Rava Kesari | Kesari Bath | Kesari Suji ka Halwa | Saffron and Semolina Halva
Aruna
Popularly called Rava Kesari in South India, this is Suji ka Halwa to which saffron has been added. This easy-to-make dessert is a crowd pleaser and made quite often during many festivals. Rava Kesari is often a part of breakfast, especially at weddings.
Warm 2 cups water and add 2 large pinches of saffron strands (about 20 to 25 saffron strands) to it. Set aside.
In a heavy bottomed vessel, over medium heat, melt 1/4 cup of ghee.
Break 4 to 6 cashews into quarters and add them to the hot ghee.
Stir-fry till light golden brown.
Using a slotted ladle, remove the fried cashews from the ghee and set aside.
To the ghee, add 1/2 cup coarse Semolina, and stir-fry for 2 to 3 minutes.

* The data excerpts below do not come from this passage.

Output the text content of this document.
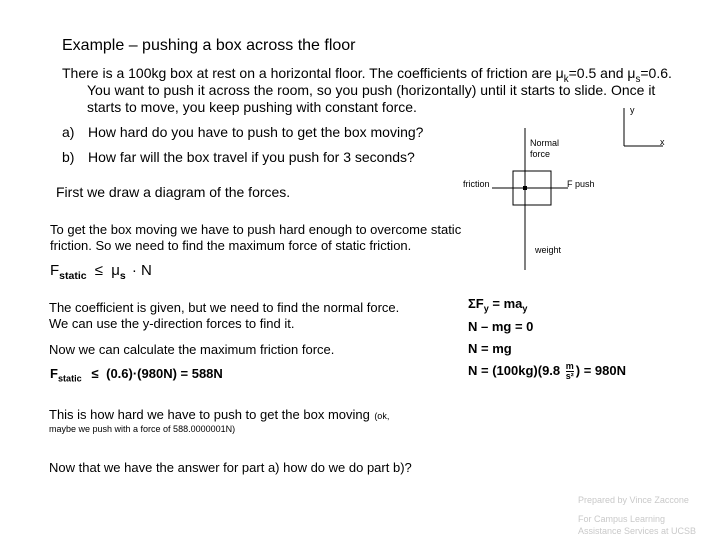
Example – pushing a box across the floor
There is a 100kg box at rest on a horizontal floor. The coefficients of friction are $\mu_k=0.5$ and $\mu_s=0.6$.
You want to push it across the room, so you push (horizontally) until it starts to slide. Once it
starts to move, you keep pushing with constant force.
a) How hard do you have to push to get the box moving?
b) How far will the box travel if you push for 3 seconds?
First we draw a diagram of the forces.
y
x
Normal
force
friction	F push
weight
To get the box moving we have to push hard enough to overcome static
friction. So we need to find the maximum force of static friction.
$F_{static} \le \mu_s \cdot N$
The coefficient is given, but we need to find the normal force.
We can use the y-direction forces to find it.
$\Sigma F_y = ma_y$
N – mg = 0
N = mg
$N = (100kg)(9.8 \frac{m}{\text{s²}}$ ) = 980N
Now we can calculate the maximum friction force.
$F_{static} \le (0.6)\cdot(980N) = 588N$
This is how hard we have to push to get the box moving (ok,
maybe we push with a force of 588.0000001N)
Now that we have the answer for part a) how do we do part b)?
Prepared by Vince Zaccone
For Campus Learning Assistance Services at UCSB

Now, add the saffron-infused water and add it to the semolina.
Mix well and ensure that there are no lumps.
Cook the mix till the water is absorbed and the semolina is cooked.
Next, add 1/2 cup sugar and mix well till the sugar melts and is well-absorbed.
Cook till the ghee leaves the sides.
Turn off the heat and add the fried cashews.
Mix well and keep covered for 10 minutes. The ghee that had earlier oozed out of the Rava Kesari will be reabsorbed into it.
Serve Rava Kesari warm.
Notes
You get two varieties of Semolina; the very fine one used to make Rava Laddu and the coarser one we use to make Upma. Use the coarse variety to make Rava Kesari.
Do not stint on the ghee when making this delectable dessert.